April 1 marked the end of an era on McNeil Island, when it closed the doors for good to the prison that operated there for over 130 years.
Located on the South Puget Sound West of Steilacoom, the McNeil Island Corrections Center was known historically as the “prison without walls”—with miles of frigid water preventing inmates from escaping the island.
When the facility opened in 1875, it was the first federal prison in the territory that would become Washington state.
According to www.doc.wa.gov, McNeil was the last island prison left in the United States, and the oldest detention facility in the Northwest. McNeil Island was owned federally until the the early 1980s, when the Federal Bureau of Prisons deemed it too expensive to maintain. The island was then deeded to Washington state, and has operated under state government since.
The Washington Department of Corrections announced its decision to close the McNeil Island Corrections Center last November, in response to a $4 billion state budget cut.
Operating a prison on a remote island requires substantial extra expenses, including running electricity from the mainland and running ferries to and from the island for employee commute and transporting resources. Closing the McNeil Island facility will save taxpayers $8 million per year, according to cnn.com.
At its maximum capacity, the prison had around 1,200 inmates. Before it closed last week, the remaining inmates were transferred to other facilities around the state. A separate center for civilly-committed sex offenders remains on the island, but it is yet to be determined whether it will be able to continue operating without the support of the prison’s facilities.
For employees and their families, who made their homes on McNeil Island, the closure of the prison will also be the end of the distinct community they had come to know there.
“It was an amazing place to grow up,” Marta Palmquist-Cady, who spent the early years of her childhood living on McNeil, said. Palmquist-Cady’s father was the supervisor of education for the federal bureau, employed at the McNeil Island Corrections Center until it became a state prison in 1981.

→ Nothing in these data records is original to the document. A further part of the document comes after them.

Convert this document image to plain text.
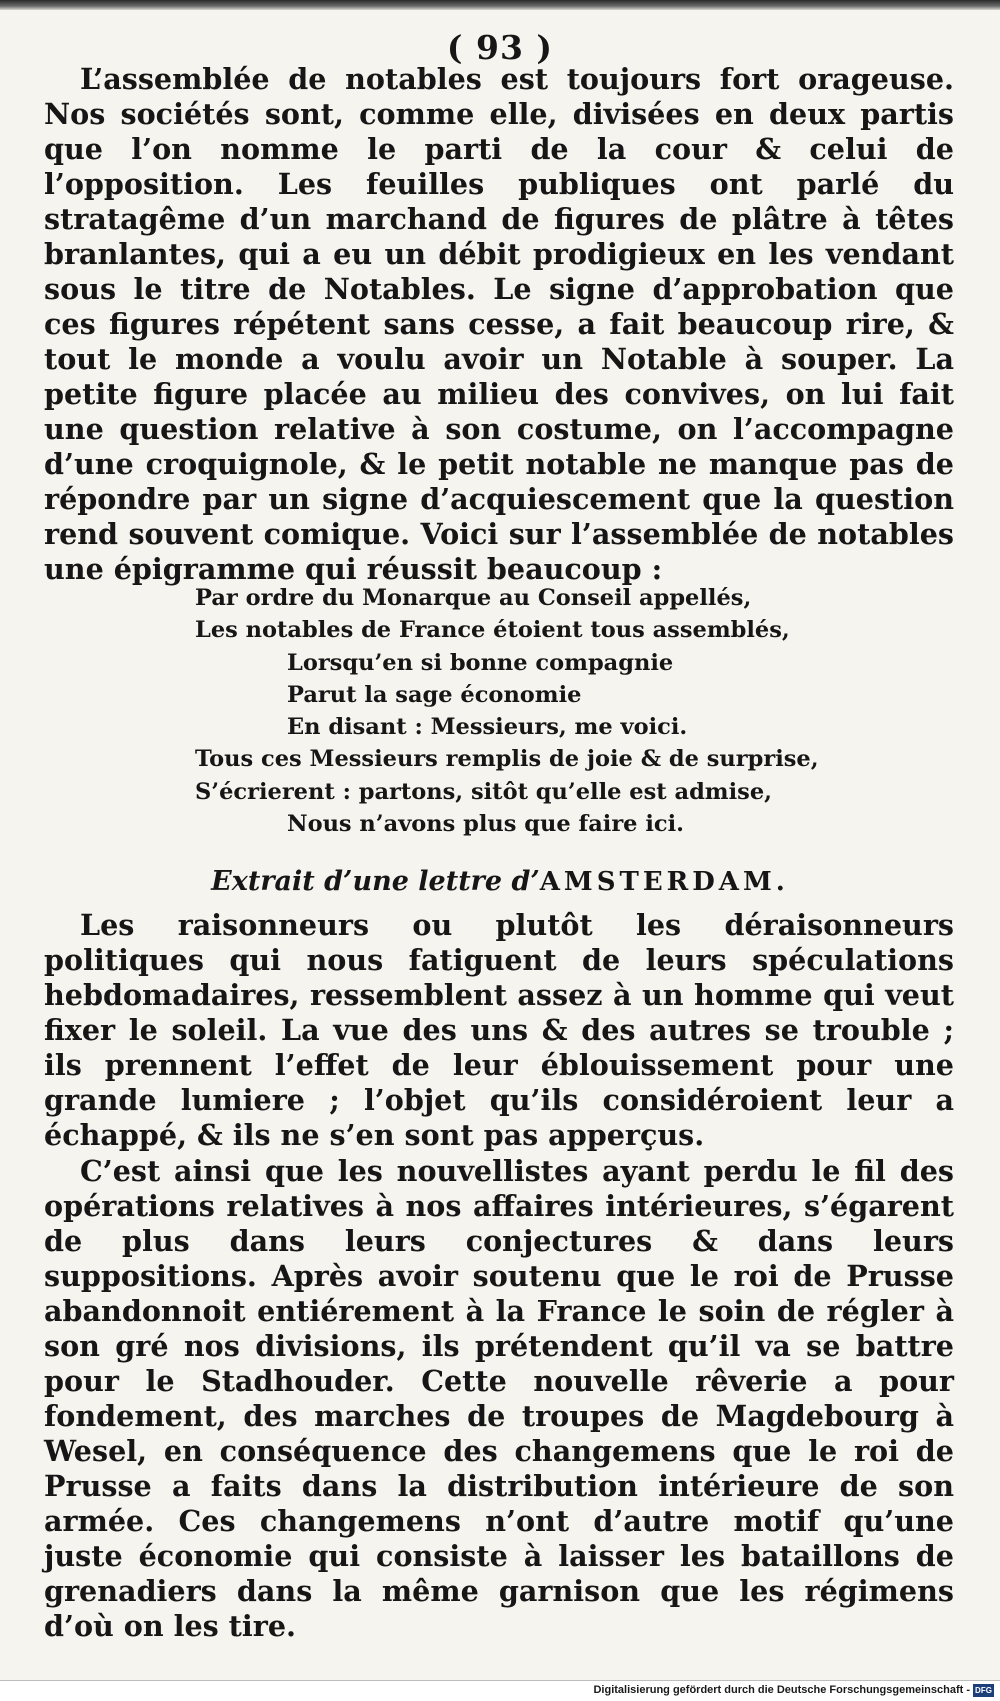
( 93 )

L’assemblée de notables est toujours fort orageuse. Nos sociétés sont, comme elle, divisées en deux partis que l’on nomme le parti de la cour & celui de l’opposition. Les feuilles publiques ont parlé du stratagême d’un marchand de figures de plâtre à têtes branlantes, qui a eu un débit prodigieux en les vendant sous le titre de Notables. Le signe d’approbation que ces figures répétent sans cesse, a fait beaucoup rire, & tout le monde a voulu avoir un Notable à souper. La petite figure placée au milieu des convives, on lui fait une question relative à son costume, on l’accompagne d’une croquignole, & le petit notable ne manque pas de répondre par un signe d’acquiescement que la question rend souvent comique. Voici sur l’assemblée de notables une épigramme qui réussit beaucoup :

Par ordre du Monarque au Conseil appellés,
Les notables de France étoient tous assemblés,
Lorsqu’en si bonne compagnie
Parut la sage économie
En disant : Messieurs, me voici.
Tous ces Messieurs remplis de joie & de surprise,
S’écrierent : partons, sitôt qu’elle est admise,
Nous n’avons plus que faire ici.
Extrait d’une lettre d’AMSTERDAM.

Les raisonneurs ou plutôt les déraisonneurs politiques qui nous fatiguent de leurs spéculations hebdomadaires, ressemblent assez à un homme qui veut fixer le soleil. La vue des uns & des autres se trouble ; ils prennent l’effet de leur éblouissement pour une grande lumiere ; l’objet qu’ils considéroient leur a échappé, & ils ne s’en sont pas apperçus.

C’est ainsi que les nouvellistes ayant perdu le fil des opérations relatives à nos affaires intérieures, s’égarent de plus dans leurs conjectures & dans leurs suppositions. Après avoir soutenu que le roi de Prusse abandonnoit entiérement à la France le soin de régler à son gré nos divisions, ils prétendent qu’il va se battre pour le Stadhouder. Cette nouvelle rêverie a pour fondement, des marches de troupes de Magdebourg à Wesel, en conséquence des changemens que le roi de Prusse a faits dans la distribution intérieure de son armée. Ces changemens n’ont d’autre motif qu’une juste économie qui consiste à laisser les bataillons de grenadiers dans la même garnison que les régimens d’où on les tire.

Digitalisierung gefördert durch die Deutsche Forschungsgemeinschaft - DFG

She described a small-town feel among the island’s 50 or so households, all of which belonged to employees of the prison and their families, and the sense of community. Also part of that community, she said, were the inmates who worked outside of the prison, driving buses, rigging boats and working on the farms. She also remembers the natural beauty of the island, where the Department of Fish and Wildlife has been doing work for many years. Much of the island’s seven square miles is currently home to a wildlife reserve.

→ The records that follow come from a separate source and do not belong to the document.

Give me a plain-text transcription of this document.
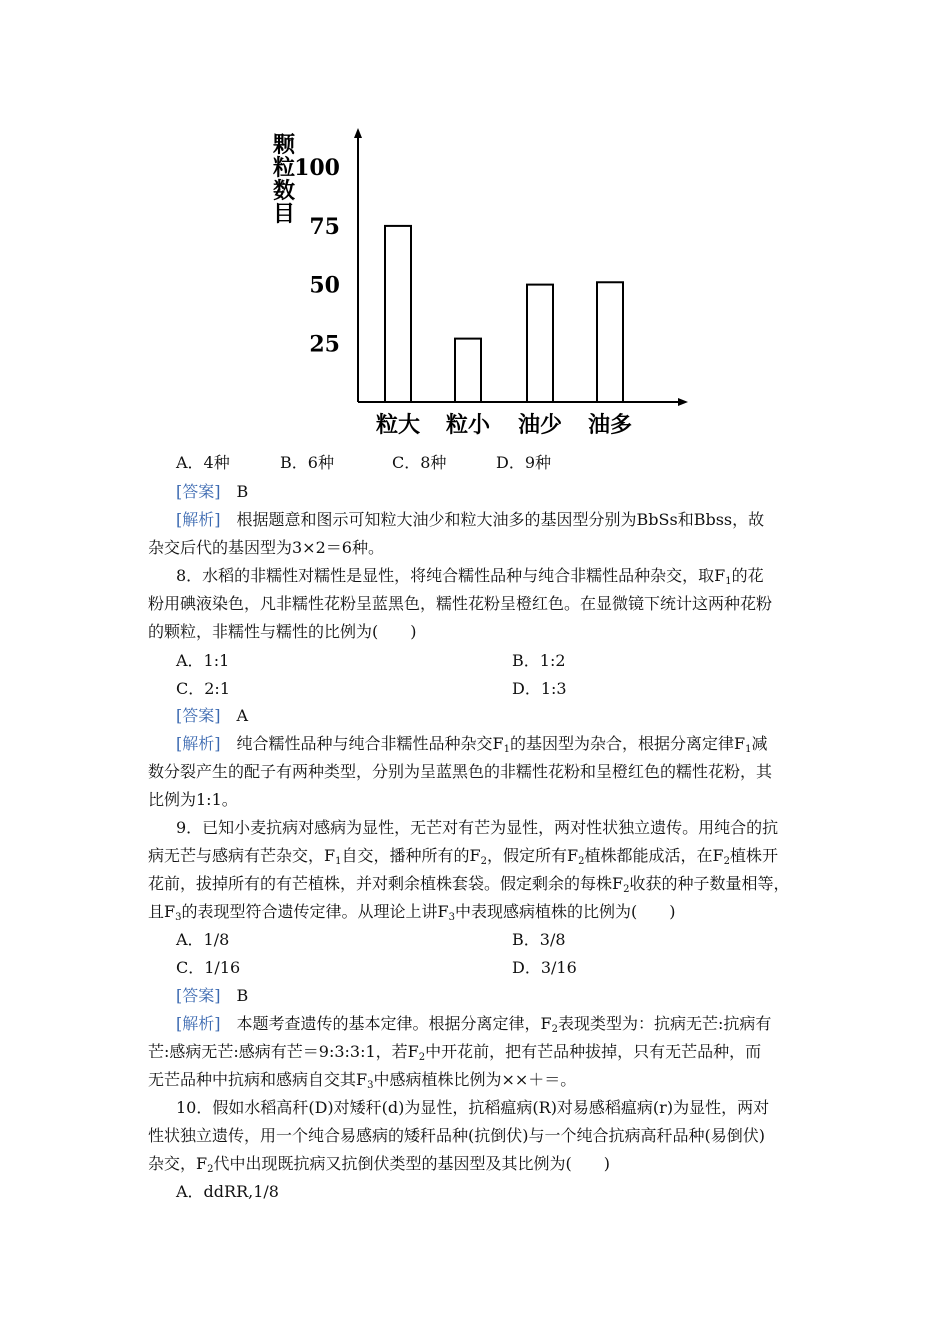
颗
粒
数
目
100
75
50
25
粒大 粒小 油少 油多
A．4种	B．6种	C．8种	D．9种
[答案]　 B
[解析]　 根据题意和图示可知粒大油少和粒大油多的基因型分别为BbSs和Bbss，故
杂交后代的基因型为3×2＝6种。
8．水稻的非糯性对糯性是显性，将纯合糯性品种与纯合非糯性品种杂交，取$F_1$的花
粉用碘液染色，凡非糯性花粉呈蓝黑色，糯性花粉呈橙红色。在显微镜下统计这两种花粉
的颗粒，非糯性与糯性的比例为(　　)
A．1:1	B．1:2
C．2:1	D．1:3
[答案]　 A
[解析]　 纯合糯性品种与纯合非糯性品种杂交$F_1$的基因型为杂合，根据分离定律$F_1$减
数分裂产生的配子有两种类型，分别为呈蓝黑色的非糯性花粉和呈橙红色的糯性花粉，其
比例为1:1。
9．已知小麦抗病对感病为显性，无芒对有芒为显性，两对性状独立遗传。用纯合的抗
病无芒与感病有芒杂交，$F_1$自交，播种所有的$F_2$，假定所有$F_2$植株都能成活，在$F_2$植株开
花前，拔掉所有的有芒植株，并对剩余植株套袋。假定剩余的每株$F_2$收获的种子数量相等，
且$F_3$的表现型符合遗传定律。从理论上讲$F_3$中表现感病植株的比例为(　　)
A．1/8	B．3/8
C．1/16	D．3/16
[答案]　 B
[解析]　 本题考查遗传的基本定律。根据分离定律，$F_2$表现类型为：抗病无芒:抗病有
芒:感病无芒:感病有芒＝9:3:3:1，若$F_2$中开花前，把有芒品种拔掉，只有无芒品种，而
无芒品种中抗病和感病自交其$F_3$中感病植株比例为××＋＝。
10．假如水稻高秆(D)对矮秆(d)为显性，抗稻瘟病(R)对易感稻瘟病(r)为显性，两对
性状独立遗传，用一个纯合易感病的矮秆品种(抗倒伏)与一个纯合抗病高秆品种(易倒伏)
杂交，$F_2$代中出现既抗病又抗倒伏类型的基因型及其比例为(　　)
A．ddRR,1/8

“I’m sad that it’s closing, of course,” Palmquist-Cady said. “It was really a wonderful place to live.”
McNeil Island hosted a reunion last month for those who had lived and worked there in the past. Now that the island is no longer in use by the Department of Corrections, former residents wonder what the future will have in store for McNeil.
While there have been discussions of opening a historical museum or designating the land to wildlife reserves, for the time being McNeil Island will most likely remain inaccessible for public use.